Hodges starred in the 2011 thriller film Impulse Black, opposite actors Emme Rylan and Robert Miano. In 2011, he also appeared in the horror film Deadly Karma. In 2012, he starred in the historical drama film Mary’s Buttons, which is based on a true story and follows the criminal trial of Mrs. August Govare, who ordered her 15-year-old-son to shoot Sheriff Matthews of Macomb County, Michigan in December 1910.

In 2014, Hodges appeared in Sand Castles, opposite actors Anne Winters, Saxon Trainor and Clint Howard, which premiered in Los Angeles in June 2014 during Dances With Films at the TCL Chinese Theatre. The role of Noah Daly earned Hodges multiple awards and nominations including: Winner for "Best Lead Actor" at New York City's Visionfest and the Horse of Leonardo da Vinci nomination for "Best Lead Actor" and winner for "Best Ensemble Cast" at Milan, Italy's MIFF Awards.

Hodges is set to star in Chris Faulisi's upcoming 80s adventure The Shade Shepherd, a film set to release in early 2019.

==Filmography==

===Film===

| Year | Title | Role | Notes |
| 2008 | Fraternity House | Pledge | a.k.a.
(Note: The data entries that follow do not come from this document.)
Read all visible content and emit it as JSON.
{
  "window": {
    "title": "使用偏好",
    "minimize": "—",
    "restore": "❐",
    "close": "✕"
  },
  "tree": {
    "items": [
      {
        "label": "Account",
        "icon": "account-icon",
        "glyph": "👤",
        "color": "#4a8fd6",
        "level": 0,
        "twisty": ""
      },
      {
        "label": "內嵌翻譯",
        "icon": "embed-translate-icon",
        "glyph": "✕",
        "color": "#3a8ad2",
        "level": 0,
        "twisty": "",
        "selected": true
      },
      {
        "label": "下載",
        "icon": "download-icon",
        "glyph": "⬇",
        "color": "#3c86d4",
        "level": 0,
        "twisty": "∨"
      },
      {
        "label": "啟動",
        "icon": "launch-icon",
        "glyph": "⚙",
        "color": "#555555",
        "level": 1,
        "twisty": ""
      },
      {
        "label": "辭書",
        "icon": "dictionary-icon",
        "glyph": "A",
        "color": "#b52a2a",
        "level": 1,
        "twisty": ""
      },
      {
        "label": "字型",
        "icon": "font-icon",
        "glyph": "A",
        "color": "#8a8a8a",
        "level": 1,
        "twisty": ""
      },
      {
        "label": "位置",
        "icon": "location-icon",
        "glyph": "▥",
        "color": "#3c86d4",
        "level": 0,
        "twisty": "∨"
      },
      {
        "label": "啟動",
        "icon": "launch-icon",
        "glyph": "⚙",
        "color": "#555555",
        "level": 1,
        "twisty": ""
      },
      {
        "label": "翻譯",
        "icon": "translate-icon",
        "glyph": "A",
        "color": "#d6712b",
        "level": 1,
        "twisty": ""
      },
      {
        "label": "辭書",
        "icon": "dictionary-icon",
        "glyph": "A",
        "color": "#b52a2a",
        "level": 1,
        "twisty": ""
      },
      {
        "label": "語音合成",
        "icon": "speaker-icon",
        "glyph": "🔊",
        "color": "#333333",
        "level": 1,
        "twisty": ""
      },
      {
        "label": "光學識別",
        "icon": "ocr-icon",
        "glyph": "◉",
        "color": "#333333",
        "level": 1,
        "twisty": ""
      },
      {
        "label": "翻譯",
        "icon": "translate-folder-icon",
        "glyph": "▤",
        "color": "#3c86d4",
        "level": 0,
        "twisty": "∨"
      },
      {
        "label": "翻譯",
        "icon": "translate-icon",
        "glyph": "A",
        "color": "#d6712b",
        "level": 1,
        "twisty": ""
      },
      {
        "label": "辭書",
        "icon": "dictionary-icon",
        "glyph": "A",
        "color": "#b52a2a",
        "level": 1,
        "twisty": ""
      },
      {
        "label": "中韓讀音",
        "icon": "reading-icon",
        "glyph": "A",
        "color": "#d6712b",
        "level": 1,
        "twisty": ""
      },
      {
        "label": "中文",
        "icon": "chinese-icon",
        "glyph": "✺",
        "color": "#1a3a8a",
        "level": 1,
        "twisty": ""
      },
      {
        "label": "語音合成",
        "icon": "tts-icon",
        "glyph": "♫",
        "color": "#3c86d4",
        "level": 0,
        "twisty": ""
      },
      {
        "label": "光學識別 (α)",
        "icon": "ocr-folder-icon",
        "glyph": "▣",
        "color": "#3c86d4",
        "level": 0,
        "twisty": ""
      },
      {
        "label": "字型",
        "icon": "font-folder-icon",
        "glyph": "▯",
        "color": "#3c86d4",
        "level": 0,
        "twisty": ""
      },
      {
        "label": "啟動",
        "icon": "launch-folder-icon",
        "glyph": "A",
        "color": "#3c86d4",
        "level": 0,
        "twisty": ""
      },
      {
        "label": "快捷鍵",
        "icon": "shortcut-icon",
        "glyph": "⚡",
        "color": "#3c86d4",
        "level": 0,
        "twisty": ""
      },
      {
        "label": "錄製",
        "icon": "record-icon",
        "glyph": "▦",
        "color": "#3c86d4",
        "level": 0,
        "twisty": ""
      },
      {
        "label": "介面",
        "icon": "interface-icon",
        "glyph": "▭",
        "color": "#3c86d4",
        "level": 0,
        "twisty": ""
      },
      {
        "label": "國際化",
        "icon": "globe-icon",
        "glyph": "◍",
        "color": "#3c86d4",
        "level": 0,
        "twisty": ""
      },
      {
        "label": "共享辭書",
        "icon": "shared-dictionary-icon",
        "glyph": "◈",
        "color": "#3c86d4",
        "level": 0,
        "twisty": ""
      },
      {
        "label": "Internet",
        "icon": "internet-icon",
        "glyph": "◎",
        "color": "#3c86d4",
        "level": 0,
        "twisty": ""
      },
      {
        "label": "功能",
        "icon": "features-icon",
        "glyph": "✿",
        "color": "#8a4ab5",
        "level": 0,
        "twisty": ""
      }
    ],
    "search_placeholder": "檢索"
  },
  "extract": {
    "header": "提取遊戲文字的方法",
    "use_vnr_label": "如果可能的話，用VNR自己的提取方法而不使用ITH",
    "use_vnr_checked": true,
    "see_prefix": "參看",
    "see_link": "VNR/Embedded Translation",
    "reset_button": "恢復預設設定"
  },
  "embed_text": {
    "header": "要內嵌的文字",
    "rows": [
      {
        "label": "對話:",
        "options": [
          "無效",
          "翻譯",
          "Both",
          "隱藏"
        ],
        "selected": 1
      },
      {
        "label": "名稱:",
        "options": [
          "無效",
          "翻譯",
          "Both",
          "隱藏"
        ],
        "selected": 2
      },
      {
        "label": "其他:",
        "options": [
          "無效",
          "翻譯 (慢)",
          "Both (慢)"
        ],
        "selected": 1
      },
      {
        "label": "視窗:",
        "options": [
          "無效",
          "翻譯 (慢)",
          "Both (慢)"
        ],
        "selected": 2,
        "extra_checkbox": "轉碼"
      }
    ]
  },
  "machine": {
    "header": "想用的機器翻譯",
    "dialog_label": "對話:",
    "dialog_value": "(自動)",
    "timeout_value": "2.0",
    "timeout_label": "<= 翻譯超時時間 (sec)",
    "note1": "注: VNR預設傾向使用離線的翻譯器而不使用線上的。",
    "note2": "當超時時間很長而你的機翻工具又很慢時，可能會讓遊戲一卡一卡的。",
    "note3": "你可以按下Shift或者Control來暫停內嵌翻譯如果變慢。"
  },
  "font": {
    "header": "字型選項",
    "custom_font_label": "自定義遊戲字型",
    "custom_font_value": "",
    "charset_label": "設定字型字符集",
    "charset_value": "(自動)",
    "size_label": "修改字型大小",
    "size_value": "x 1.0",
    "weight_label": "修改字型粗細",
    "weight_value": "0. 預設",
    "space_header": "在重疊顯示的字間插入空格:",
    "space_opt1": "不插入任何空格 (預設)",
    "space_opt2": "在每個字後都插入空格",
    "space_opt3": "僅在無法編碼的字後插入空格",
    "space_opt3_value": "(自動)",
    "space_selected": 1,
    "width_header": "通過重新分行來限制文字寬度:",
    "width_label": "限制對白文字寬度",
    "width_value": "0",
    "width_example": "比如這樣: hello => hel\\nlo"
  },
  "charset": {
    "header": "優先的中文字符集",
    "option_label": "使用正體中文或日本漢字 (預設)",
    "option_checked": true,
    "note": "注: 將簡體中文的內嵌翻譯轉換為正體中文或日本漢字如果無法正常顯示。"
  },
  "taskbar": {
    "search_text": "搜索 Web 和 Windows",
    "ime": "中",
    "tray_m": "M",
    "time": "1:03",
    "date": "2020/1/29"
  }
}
College Animals 3 |
| 2009 | Decomposed | Dennis Reed |  |
| 2010 | Minor League: A Football Story | Charlie Jones |  |
| Harvey Putter | Shamus | Cameo |
| Casualties | PFC James Duke | Short |
| American Scream King | Scream King |  |
| 2011 | Deadly Karma | Sammy Harris |  |
| Impulse Black | Riley Cole | Also writer and producer |
| 2012 | Mary's Buttons | Oscar DeWauter |  |
| 2014 | Sand Castles | Noah Daly | Also writer and producer |
| 2017 | The Things We've Seen | Rick Boem |  |
| 2018 | The Shade Shepherd | Jack Ables | Also writer and producer |

===Television===

| Year | Title | Role | Notes |
|---|---|---|---|
| 2017 | Claws | Merle | Episode: "Quicksand" |

==River Bend==
In 2014, Hodges became the Director of Programming of the River Bend Film Festival in his hometown of Goshen, Indiana after pitching an idea to the committee to relocate it there from South Bend, Indiana where it had been the previous 14 years. The attendance more than tripled in its first year, bringing filmmakers in from all over the United States.